Succus greets the wearer with a delightful scent of rhubarb. Its tartness and crispness are absolutely mouth-watering & I immediately want to smile thanks to it. After around 5 minutes it develops a slightly sour but still very appealing flavor with a little bit of a green tint to it. Shortly after a wonderful mandarin appears, spilling its delectably sweet juiciness all over the place. The combination of these 2 works really well, creating the energetic bomb you just want to eat. After a while Succus changes its character a bit. When laurel joins the composition a new dry & dusted facet appears. I have to admit it smells pretty and harmonious next to mandarin and rhubarb.

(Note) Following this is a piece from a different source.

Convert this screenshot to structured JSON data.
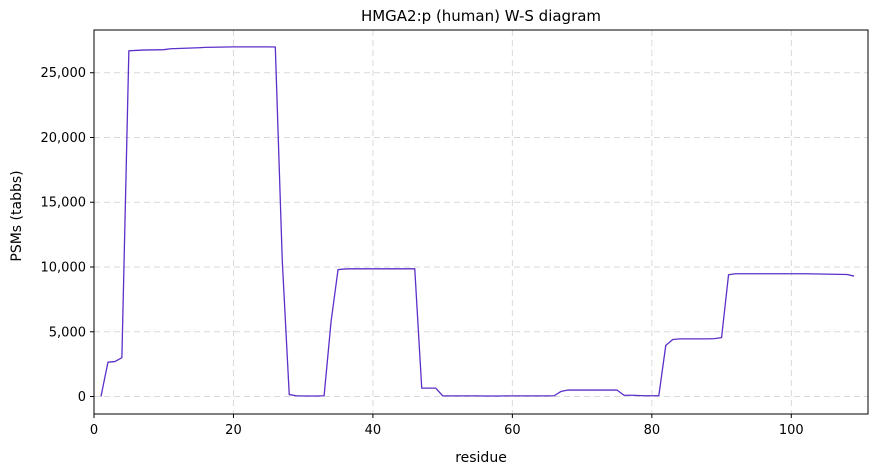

Some time later the verdancy of Succus becomes more prominent but no matter the moment I smell it, I continue to perceive it as pastel green rather than bright green. Rosemary gives a fantastic touch of aromatic facets – it smells quite airy and spacious, outdoorsy. Afterwards juniper adds some of its own fragrance. That one is also green but also has a light metallic undertone you could associate with gin. Sage and cedar leaf give Succus a slightly more masculine character through their powdery/dusty impressions. At this point grapefruit also appears – its citrusy bitterness has more of a zesty effect compared to more juicy mandarin. It’s also not sweaty which is a good thing.

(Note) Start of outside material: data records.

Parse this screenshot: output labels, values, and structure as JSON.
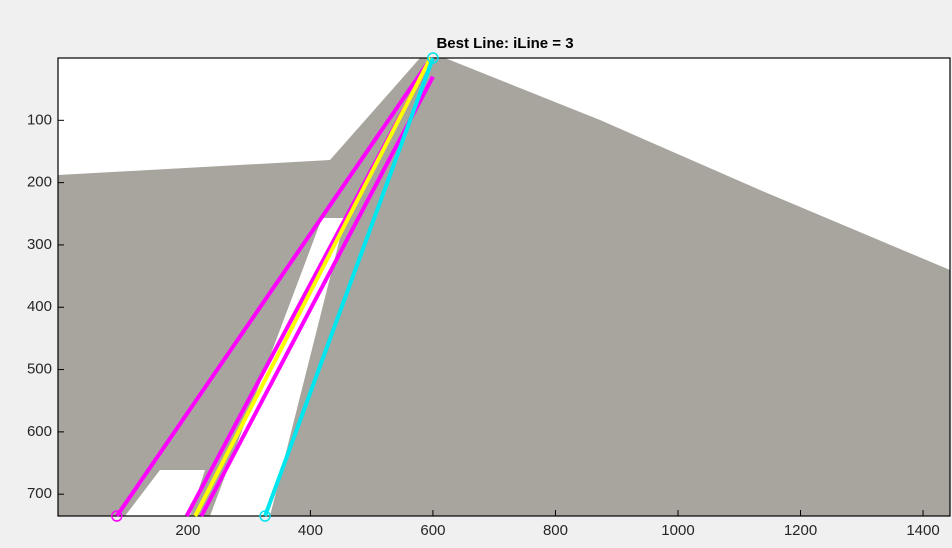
{
  "chart_data": {
    "type": "line",
    "title": "Best Line: iLine = 3",
    "xlim": [
      -12,
      1444
    ],
    "ylim": [
      0,
      735
    ],
    "y_reversed": true,
    "xticks": [
      200,
      400,
      600,
      800,
      1000,
      1200,
      1400
    ],
    "yticks": [
      100,
      200,
      300,
      400,
      500,
      600,
      700
    ],
    "series": [
      {
        "color": "#ff00ff",
        "x": [
          84,
          590
        ],
        "y": [
          735,
          10
        ],
        "markers": [
          0
        ]
      },
      {
        "color": "#ff00ff",
        "x": [
          198,
          586
        ],
        "y": [
          735,
          20
        ],
        "markers": []
      },
      {
        "color": "#ffff00",
        "x": [
          212,
          596
        ],
        "y": [
          735,
          0
        ],
        "markers": []
      },
      {
        "color": "#ff00ff",
        "x": [
          222,
          600
        ],
        "y": [
          735,
          30
        ],
        "markers": []
      },
      {
        "color": "#00e5ee",
        "x": [
          326,
          600
        ],
        "y": [
          735,
          0
        ],
        "markers": [
          0,
          1
        ]
      }
    ]
  }
}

As hours pass I notice how a mild spiciness builds up in Les Liquides Imaginaires Succus. It’s first revealed through a lemony fizziness of ginger and later also black pepper joins the ensemble. The warmth they effuse is rather solar and bright, they definitely haven’t been set up in a more heavy context. At some point a tropical floral note arrives at the main stage. Orchid that is featured in this fragrance is really something else. It’s slightly sweet and more creamy. It’s tropical but not exotic (if you know what I mean) and definitely adds a vivid color to the scent. Orchid is also slightly vanillic but way less dense than vanilla itself. Succus becomes more charming with time.

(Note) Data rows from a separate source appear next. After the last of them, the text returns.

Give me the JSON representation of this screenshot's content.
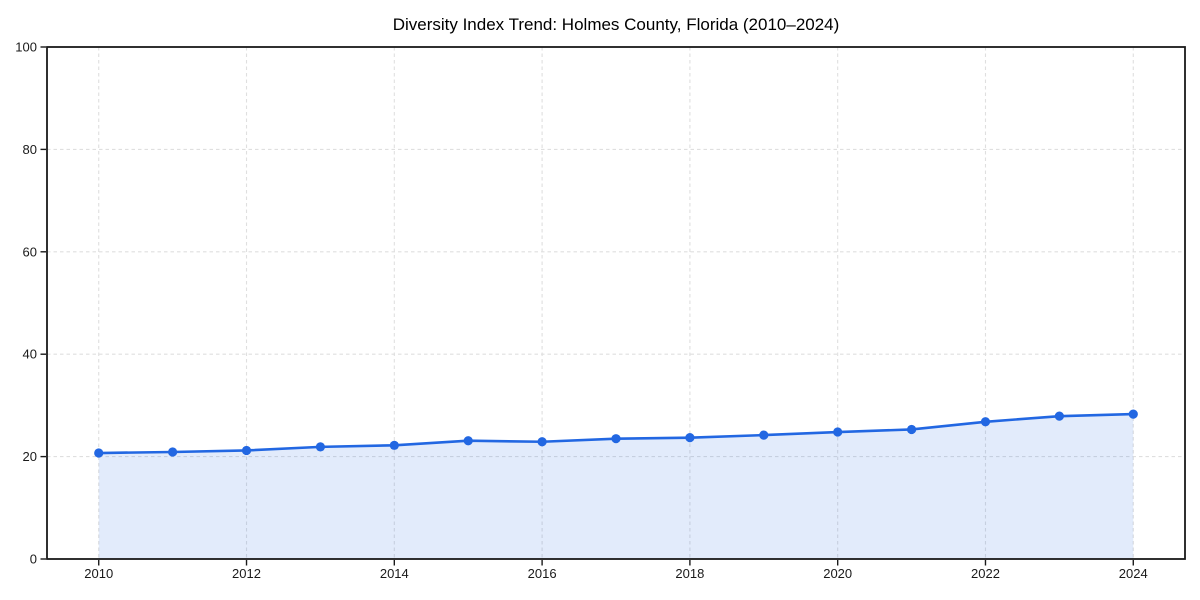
{
  "page": {
    "background": "#ffffff"
  },
  "chart_data": {
    "type": "area",
    "title": "Diversity Index Trend: Holmes County, Florida (2010–2024)",
    "x": [
      2010,
      2011,
      2012,
      2013,
      2014,
      2015,
      2016,
      2017,
      2018,
      2019,
      2020,
      2021,
      2022,
      2023,
      2024
    ],
    "series": [
      {
        "name": "Diversity Index",
        "values": [
          20.7,
          20.9,
          21.2,
          21.9,
          22.2,
          23.1,
          22.9,
          23.5,
          23.7,
          24.2,
          24.8,
          25.3,
          26.8,
          27.9,
          28.3
        ]
      }
    ],
    "xlabel": "",
    "ylabel": "",
    "xticks": [
      2010,
      2012,
      2014,
      2016,
      2018,
      2020,
      2022,
      2024
    ],
    "yticks": [
      0,
      20,
      40,
      60,
      80,
      100
    ],
    "ylim": [
      0,
      100
    ],
    "x_margin_years": 0.7,
    "grid": "dashed",
    "legend": false,
    "marker_style": "circle",
    "colors": {
      "line": "#2267e2",
      "marker": "#2267e2",
      "fill": "rgba(34,103,226,0.13)",
      "gridline": "#dfdfdf",
      "frame": "#1a1a1a",
      "tick": "#1a1a1a",
      "title_text": "#000000",
      "background": "#ffffff"
    }
  }
}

Drydown of Succus is mainly woody but also provides quite a lot of complexity. Firstly there’s vetiver but it smells neither dry nor grassy. It’s way more woody-solid than I’d expect. It has a pleasant smoothness that helps mandarin to come out more – it’s like vetiver becoming a background to the juicy fruit from before. Texas cedar gives more substantivity to the blend while frankincense creates a contrasting layer of balsamic ‘airiness’. It’s smoky in a great way but also light. There’s also a musky element via Moxalone and clear woodiniess via Georgywood (Givaudan molecules). I especially liked this vetiver-mandarin effect that gave Succus an uplifting vibe.
Les Liquides Imaginaires launched Succus as part of a perfume trilogy called Eau Arborante and this particular creation was meant to evoke the crowns of trees. I truly love this idea and how well it’s been executed by a perfumer – Shyamala Maisondieu. Succus really makes you feel as if you were sitting on top of a giant tree. Longevity and sillage of this creation are very good. Succus is available in 100 ml bottles and in eau de parfum concentration. If only smaller flacon was offered by the brand I wouldn’t hesitate to get it as I’m really into this perfume. It’s a great addition to summer wardrobe.